Bioinformatics Analysis of Prognostic miRNA Signature and Potential Critical Genes in Colon Cancer

Abstract

This study aims to lay a foundation for studying the regulation of microRNAs (miRNAs) in colon cancer by applying bioinformatics methods to identify miRNAs and their potential critical target genes associated with colon cancer and prognosis. Data of differentially expressed miRNAs (DEMs) and genes (DEGs) downloaded from two independent databases (TCGA and GEO) and analyzed by R software resulted in 472 DEMs and 565 DEGs in colon cancers, respectively. Next, we developed an 8-miRNA (hsa-mir-6854, hsa-mir-4437, hsa-mir-216a, hsa-mir-3677, hsa-mir-887, hsa-mir-4999, hsa-mir-34b, and hsa-mir-3189) prognostic signature for patients with colon cancer by Cox proportional hazards regression analysis. To predict the target genes of these miRNAs, we used TargetScan and miRDB. The intersection of DEGs with the target genes predicted for these eight miRNAs retrieved 112 consensus genes. GO and KEGG pathway enrichment analyses showed these 112 genes were mainly involved in protein binding, one-carbon metabolic process, nitrogen metabolism, proteoglycans in cancer, and chemokine signaling pathways. The protein-protein interaction network of the consensus genes, constructed using the STRING database and imported into Cytoscape, identified 14 critical genes in the pathogenesis of colon cancer (CEP55, DTL, FANCI, HMMR, KIF15, MCM6, MKI67, NCAPG2, NEK2, RACGAP1, RRM2, TOP2A, UBE2C, and ZWILCH). Finally, we verified the critical genes by weighted gene co-expression network analysis (WGCNA) of the GEO data, and further mined the core genes involved in colon cancer. In summary, this study identified an 8-miRNA model that can effectively predict the prognosis of colon cancer patients and 14 critical genes with vital roles in colon cancer carcinogenesis. Our findings contribute new ideas for elucidating the molecular mechanisms of colon cancer carcinogenesis and provide new therapeutic targets and biomarkers for future treatment and prognosis.

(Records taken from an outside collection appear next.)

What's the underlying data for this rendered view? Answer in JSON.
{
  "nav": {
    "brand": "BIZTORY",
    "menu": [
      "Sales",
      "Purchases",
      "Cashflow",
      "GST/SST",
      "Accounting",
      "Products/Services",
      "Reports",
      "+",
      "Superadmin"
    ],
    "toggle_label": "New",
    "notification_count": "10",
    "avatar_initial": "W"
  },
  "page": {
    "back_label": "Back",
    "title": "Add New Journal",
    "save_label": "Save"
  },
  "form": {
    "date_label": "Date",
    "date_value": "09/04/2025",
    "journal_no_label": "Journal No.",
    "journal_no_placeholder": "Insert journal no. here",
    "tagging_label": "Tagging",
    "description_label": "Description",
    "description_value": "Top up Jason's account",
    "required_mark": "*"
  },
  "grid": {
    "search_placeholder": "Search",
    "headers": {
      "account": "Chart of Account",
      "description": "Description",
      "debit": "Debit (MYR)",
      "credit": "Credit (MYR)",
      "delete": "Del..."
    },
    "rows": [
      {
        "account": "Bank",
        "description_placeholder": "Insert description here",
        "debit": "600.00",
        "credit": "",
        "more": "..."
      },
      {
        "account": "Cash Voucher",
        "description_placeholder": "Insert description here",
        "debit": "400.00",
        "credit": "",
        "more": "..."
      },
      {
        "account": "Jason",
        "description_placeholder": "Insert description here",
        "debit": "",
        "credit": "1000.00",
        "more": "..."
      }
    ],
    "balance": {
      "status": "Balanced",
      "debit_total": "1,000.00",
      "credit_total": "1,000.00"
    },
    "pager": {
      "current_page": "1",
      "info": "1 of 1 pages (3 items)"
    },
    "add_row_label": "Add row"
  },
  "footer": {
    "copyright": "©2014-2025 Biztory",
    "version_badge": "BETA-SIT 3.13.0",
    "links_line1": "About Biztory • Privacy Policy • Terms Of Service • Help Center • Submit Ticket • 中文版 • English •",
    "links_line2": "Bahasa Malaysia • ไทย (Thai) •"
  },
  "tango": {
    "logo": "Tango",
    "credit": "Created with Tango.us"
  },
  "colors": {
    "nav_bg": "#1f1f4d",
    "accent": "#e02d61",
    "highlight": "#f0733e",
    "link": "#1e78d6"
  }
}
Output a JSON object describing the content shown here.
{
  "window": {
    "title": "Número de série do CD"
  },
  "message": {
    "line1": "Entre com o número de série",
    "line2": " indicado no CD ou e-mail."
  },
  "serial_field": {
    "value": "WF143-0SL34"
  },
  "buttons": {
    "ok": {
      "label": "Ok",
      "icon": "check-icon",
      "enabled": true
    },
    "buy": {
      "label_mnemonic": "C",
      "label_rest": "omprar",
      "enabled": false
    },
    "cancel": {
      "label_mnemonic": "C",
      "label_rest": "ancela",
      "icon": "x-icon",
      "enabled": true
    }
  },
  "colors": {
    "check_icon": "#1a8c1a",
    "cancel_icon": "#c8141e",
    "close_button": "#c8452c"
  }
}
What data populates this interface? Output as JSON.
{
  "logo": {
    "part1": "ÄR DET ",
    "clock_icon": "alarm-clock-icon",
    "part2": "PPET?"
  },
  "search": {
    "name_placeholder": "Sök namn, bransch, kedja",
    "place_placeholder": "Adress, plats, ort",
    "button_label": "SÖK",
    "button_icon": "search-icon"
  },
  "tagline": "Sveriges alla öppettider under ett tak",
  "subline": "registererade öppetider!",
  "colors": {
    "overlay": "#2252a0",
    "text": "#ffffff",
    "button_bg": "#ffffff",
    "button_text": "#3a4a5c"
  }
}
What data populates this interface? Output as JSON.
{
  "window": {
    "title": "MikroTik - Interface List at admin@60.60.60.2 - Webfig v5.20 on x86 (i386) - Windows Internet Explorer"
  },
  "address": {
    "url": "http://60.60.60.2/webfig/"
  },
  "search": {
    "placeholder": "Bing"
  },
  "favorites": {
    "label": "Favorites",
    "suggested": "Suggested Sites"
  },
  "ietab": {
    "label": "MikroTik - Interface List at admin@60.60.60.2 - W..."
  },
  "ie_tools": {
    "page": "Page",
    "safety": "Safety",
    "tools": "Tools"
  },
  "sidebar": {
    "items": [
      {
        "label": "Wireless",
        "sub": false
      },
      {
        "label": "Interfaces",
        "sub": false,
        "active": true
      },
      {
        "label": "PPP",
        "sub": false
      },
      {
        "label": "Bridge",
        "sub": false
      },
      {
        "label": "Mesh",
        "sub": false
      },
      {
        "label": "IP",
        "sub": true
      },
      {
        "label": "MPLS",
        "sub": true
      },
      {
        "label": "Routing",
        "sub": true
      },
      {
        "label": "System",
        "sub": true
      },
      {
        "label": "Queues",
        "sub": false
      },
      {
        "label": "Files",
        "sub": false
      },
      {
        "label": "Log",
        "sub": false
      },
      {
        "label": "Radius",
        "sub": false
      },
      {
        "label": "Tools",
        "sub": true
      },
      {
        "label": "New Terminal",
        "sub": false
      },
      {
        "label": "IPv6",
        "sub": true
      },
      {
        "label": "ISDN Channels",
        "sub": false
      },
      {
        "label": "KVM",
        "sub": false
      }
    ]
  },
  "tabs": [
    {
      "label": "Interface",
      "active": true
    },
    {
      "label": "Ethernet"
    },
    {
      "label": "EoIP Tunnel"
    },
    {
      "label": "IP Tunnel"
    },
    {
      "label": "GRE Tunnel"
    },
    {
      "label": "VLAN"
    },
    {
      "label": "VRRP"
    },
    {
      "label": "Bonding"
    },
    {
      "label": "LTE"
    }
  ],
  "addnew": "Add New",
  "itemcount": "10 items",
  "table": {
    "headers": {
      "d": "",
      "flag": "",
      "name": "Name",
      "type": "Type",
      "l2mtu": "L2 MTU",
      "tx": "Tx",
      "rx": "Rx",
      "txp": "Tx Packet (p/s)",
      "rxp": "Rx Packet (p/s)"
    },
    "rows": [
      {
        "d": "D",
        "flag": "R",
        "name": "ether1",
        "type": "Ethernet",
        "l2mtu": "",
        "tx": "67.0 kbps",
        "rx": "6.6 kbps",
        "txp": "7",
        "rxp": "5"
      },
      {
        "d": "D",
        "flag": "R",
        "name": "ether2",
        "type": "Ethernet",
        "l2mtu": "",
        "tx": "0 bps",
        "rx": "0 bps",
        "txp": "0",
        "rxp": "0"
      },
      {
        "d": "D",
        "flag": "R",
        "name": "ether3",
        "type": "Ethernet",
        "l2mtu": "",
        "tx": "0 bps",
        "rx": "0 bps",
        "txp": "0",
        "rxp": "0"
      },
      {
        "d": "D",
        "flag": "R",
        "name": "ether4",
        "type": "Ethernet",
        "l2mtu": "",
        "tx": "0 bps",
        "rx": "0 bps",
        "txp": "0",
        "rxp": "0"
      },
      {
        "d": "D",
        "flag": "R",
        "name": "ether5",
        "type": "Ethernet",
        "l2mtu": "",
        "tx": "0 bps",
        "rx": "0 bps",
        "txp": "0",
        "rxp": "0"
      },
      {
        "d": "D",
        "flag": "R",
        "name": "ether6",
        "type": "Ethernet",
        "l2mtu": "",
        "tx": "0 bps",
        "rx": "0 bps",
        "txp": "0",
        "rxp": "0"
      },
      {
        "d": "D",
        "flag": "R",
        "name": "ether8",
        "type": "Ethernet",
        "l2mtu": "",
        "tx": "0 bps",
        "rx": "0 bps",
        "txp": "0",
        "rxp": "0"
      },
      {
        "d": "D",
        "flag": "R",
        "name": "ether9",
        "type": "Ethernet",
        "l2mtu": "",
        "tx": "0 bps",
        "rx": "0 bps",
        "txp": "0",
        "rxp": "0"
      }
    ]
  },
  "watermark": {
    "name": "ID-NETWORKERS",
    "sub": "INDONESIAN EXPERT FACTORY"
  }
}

Keywords: GEO; TCGA; bioinformatics; biomarker; colon cancer; microRNA; prognosis.

FIGURE 1

Volcano plot of DEMs in TCGA (A). Volcano plot of DEGs in GSE24514 (B). Red dots represent up-regulation and green dots represent down-regulation.

FIGURE 2

Prognostic risk score model analysis of eight prognostic miRNAs in colon cancer patients. (A) From top to bottom are the risk score distribution, patients’ survival status distribution, and the heatmap of eight miRNA expression profiles ranked by risk score. (B) Kaplan–Meier curves for high-risk and low-risk groups. (C) The ROC curves for predicting survival in colon cancer patients by the risk score.

FIGURE 3

The number of predicted target genes of eight prognostic miRNAs. Target gene number predicted for (A) hsa-mir-6854, (B) hsa-mir-4437, (C) hsa-mir-216a, (D) hsa-mir-3677, (E) hsa-mir-887, (F) hsa-mir-4999, (G) hsa-mir-34b, and (H) hsa-mir-3189. In these sub-figures, blue represents the predicted results of TargetScan, and red represents the predicted results of miRDB.

FIGURE 4

Functional enrichment analysis of 112 consensus genes. (A) GO enrichment analysis; (B) KEGG pathway enrichment analysis. In these two sub-figures, the x-axis represents the P-value, and the y-axis represents the different GO terms and the KEGG pathways, respectively. The size of the bubbles grows as the number of involved genes increases.

FIGURE 5

Construction and analysis PPI networks of consensus genes. (A) PPI network of 75 consensus genes. Red nodes represent up-regulated genes, and blue nodes represent down-regulated genes. The color of the node deepens as the value of |log2FC| increases. The color of the line connecting the circles deepens as the confidence scores increase. (B) Degree values of 75 consensus genes were obtained by CentiScaPe. As the degree values increase, the color of the node changes from green to yellow. (C) Module 1 (MCODE score = 13.8466). (D) Module 2 (MCODE score = 3.067).

FIGURE 6

Weighted co-expression gene network analysis. (A) Determination of the soft threshold in the WGCNA algorithm. When the soft thresholding power was 15, the gene distribution conformed to the scale-free network. (B) The cluster dendrogram of all the genes in GSE24514. Each leaf represents a separate gene, and each branch represents a co-expression gene module.

FIGURE 7

The visualization of co-expression gene modules. (A) Midnight blue module. (B) Yellow-green module. (C) Red module. The color of the line connecting the circles deepens as the topological overlap measures increases. The color of the node changes from yellow to red as the degree values increases.